In its most basic form a GPT model will produce an output vector with the probability of each token being the next token given the input vector. Everytime this token will be added the input and then another token will be produced. So how do we select the next token based on probabilities? There are number of sampling techniques such as top-p nucleus sampling and the most common parameters seen in production LLMs are parameters for sampling the final part of production alone.
The most influential parameters for most of the tasks are top-p and the temperature. Modifying ( top-p) will control how much creativity is permitted, whereas randomness in the output is controlled via the (temperature) parameter. A straightforward observation is that lower values produce safer output, which is actually not entirely correct, but good enough as a generic rule of thumb.
These parameters reflect the two steps approach to select the next word in sequence. First a probability distribution for all tokens in the vocabulary is computed, then the probabilities are exagerated with respect to the the temperature. Finally, top-p is used to select the top candidates. Then the next word is chosen by choosing randomly from these.
Temperature
The AI model generates a probability distribution over the vocabulary for each token in the sequence. The temperature parameter is used to adjust this distribution before sampling the next token. Here's how it works:
Higher temperature (e.g., 0.8): The probability distribution becomes "flatter," meaning that the differences between the probabilities of various tokens are reduced. This leads to more randomness in the selection, and the model is more likely to choose less probable tokens. As a result, the generated text tends to be more creative, and potentially coherent. Lower temperature (e.g., 0.2): The probability distribution becomes "sharper," meaning that the differences between the probabilities of various tokens are increased. This makes the model more likely to choose the most probable tokens. The generated text is more focused, conservative, and coherent, but it may lack creativity.

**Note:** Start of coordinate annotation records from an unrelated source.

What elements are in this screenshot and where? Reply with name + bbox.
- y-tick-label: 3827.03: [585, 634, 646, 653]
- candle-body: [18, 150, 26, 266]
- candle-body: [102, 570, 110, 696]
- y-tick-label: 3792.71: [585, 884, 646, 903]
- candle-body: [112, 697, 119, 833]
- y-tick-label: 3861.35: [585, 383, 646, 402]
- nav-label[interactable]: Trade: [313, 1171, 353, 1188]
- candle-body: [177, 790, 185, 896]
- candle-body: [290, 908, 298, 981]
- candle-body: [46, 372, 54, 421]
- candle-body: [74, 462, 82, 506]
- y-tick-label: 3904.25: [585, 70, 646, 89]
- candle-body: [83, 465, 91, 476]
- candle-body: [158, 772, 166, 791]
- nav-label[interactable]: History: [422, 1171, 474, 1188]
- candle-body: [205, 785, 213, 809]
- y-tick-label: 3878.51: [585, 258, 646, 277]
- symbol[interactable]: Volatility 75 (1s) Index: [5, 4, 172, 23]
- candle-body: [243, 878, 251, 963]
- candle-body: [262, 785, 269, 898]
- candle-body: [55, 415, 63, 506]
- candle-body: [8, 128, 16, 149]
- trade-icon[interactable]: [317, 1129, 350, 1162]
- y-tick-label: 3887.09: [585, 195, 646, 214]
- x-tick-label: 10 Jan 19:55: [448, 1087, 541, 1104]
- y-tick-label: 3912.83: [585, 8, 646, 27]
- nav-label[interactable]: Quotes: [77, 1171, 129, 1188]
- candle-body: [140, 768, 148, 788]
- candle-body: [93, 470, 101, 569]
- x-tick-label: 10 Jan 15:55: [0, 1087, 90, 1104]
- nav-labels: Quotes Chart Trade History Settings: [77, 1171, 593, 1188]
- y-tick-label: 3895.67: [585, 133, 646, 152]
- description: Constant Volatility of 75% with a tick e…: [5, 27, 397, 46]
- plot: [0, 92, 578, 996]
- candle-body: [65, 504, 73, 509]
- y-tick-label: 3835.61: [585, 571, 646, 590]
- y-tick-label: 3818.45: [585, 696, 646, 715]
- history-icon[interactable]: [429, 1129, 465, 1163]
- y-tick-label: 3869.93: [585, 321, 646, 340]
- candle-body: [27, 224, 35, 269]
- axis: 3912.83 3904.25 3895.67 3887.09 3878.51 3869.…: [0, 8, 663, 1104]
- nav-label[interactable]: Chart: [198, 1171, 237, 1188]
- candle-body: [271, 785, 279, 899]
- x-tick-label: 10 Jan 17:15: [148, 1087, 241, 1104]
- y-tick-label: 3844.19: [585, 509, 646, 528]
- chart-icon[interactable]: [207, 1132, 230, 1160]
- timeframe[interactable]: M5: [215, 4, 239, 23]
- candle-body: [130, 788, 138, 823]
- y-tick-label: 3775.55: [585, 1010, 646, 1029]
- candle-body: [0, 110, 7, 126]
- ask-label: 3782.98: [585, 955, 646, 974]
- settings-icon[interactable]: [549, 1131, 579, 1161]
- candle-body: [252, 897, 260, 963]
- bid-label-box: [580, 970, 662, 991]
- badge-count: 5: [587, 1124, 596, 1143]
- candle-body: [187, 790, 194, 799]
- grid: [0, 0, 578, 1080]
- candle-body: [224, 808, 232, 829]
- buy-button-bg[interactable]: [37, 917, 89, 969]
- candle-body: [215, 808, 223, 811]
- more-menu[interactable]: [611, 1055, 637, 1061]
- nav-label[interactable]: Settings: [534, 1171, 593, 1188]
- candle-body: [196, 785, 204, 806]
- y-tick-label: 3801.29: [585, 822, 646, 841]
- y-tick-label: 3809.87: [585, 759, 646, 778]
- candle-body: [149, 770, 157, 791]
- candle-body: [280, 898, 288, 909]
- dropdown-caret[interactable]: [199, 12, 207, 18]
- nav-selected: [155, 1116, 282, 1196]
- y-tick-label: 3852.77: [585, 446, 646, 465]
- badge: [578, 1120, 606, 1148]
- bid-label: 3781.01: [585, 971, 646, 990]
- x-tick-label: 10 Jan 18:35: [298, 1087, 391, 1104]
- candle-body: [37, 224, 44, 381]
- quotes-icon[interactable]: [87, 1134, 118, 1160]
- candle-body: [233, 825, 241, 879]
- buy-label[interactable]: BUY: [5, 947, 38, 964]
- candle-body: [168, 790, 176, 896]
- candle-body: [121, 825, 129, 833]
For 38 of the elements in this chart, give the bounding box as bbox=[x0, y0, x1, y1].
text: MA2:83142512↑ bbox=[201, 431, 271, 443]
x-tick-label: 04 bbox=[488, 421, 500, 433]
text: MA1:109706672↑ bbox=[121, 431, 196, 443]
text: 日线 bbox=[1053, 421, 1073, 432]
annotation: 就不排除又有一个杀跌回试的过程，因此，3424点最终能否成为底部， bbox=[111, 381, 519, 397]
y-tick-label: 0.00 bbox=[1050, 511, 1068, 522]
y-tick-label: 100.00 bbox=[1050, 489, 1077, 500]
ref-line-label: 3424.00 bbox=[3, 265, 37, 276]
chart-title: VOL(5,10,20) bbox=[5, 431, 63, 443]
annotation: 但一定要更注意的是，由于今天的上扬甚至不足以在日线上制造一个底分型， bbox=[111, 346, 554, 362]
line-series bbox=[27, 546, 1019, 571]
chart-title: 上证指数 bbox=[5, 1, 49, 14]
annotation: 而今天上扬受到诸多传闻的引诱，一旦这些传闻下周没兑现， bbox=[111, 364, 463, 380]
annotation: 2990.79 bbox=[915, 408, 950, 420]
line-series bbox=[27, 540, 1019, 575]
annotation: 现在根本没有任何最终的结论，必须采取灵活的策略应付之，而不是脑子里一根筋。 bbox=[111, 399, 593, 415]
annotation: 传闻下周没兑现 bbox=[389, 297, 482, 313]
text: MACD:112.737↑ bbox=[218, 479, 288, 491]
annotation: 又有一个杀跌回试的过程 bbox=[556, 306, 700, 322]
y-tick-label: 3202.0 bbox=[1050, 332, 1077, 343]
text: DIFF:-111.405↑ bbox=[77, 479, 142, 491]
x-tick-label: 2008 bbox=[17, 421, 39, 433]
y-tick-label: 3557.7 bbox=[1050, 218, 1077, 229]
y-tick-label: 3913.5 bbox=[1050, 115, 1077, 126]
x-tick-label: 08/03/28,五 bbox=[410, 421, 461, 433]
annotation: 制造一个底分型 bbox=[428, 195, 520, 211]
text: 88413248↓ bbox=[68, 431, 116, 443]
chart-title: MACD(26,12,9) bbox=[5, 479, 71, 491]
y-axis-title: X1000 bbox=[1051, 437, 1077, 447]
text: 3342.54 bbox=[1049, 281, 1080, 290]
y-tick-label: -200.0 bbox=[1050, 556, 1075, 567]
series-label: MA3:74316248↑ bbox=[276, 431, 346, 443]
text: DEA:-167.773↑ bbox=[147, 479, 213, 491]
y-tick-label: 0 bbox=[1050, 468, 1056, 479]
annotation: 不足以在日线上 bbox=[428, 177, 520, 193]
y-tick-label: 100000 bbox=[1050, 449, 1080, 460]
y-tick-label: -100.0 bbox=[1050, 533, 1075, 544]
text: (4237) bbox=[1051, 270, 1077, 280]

In summary, the temperature parameter adjusts the balance between exploration (creativity and diversity) and exploitation (consistency and coherence) in the text generation mechanism, by modifying the probability distribution used for sampling the next token in the sequence.
Top-p
A more detailed explanation of the top-p sampling (nucleus sampling) technique is detailed here. The probabilities for all tokens in the large language model vocabulary are computed. The the tokens are sorted in descending order based on their probabilities, so the token with the highest probability comes first, followed by the second most probable token, and so on. Then the cumulative probability is computed by picking one token at a time starting with the token with the highest probability is the sort. When we pass the value of top-p the tokens included form the nucleus from which we finally sample. For example, if p = 0.9, the nucleus will include tokens whose combined probability accounts for 90% probability. Then the next token in the generated sequence is randomly sampled from those include in the nucleus, with the probability of each token in the nucleus still being proportional to its original probability value. The top-p sampling ensures that only tokens within the nucleus have a chance of being selected.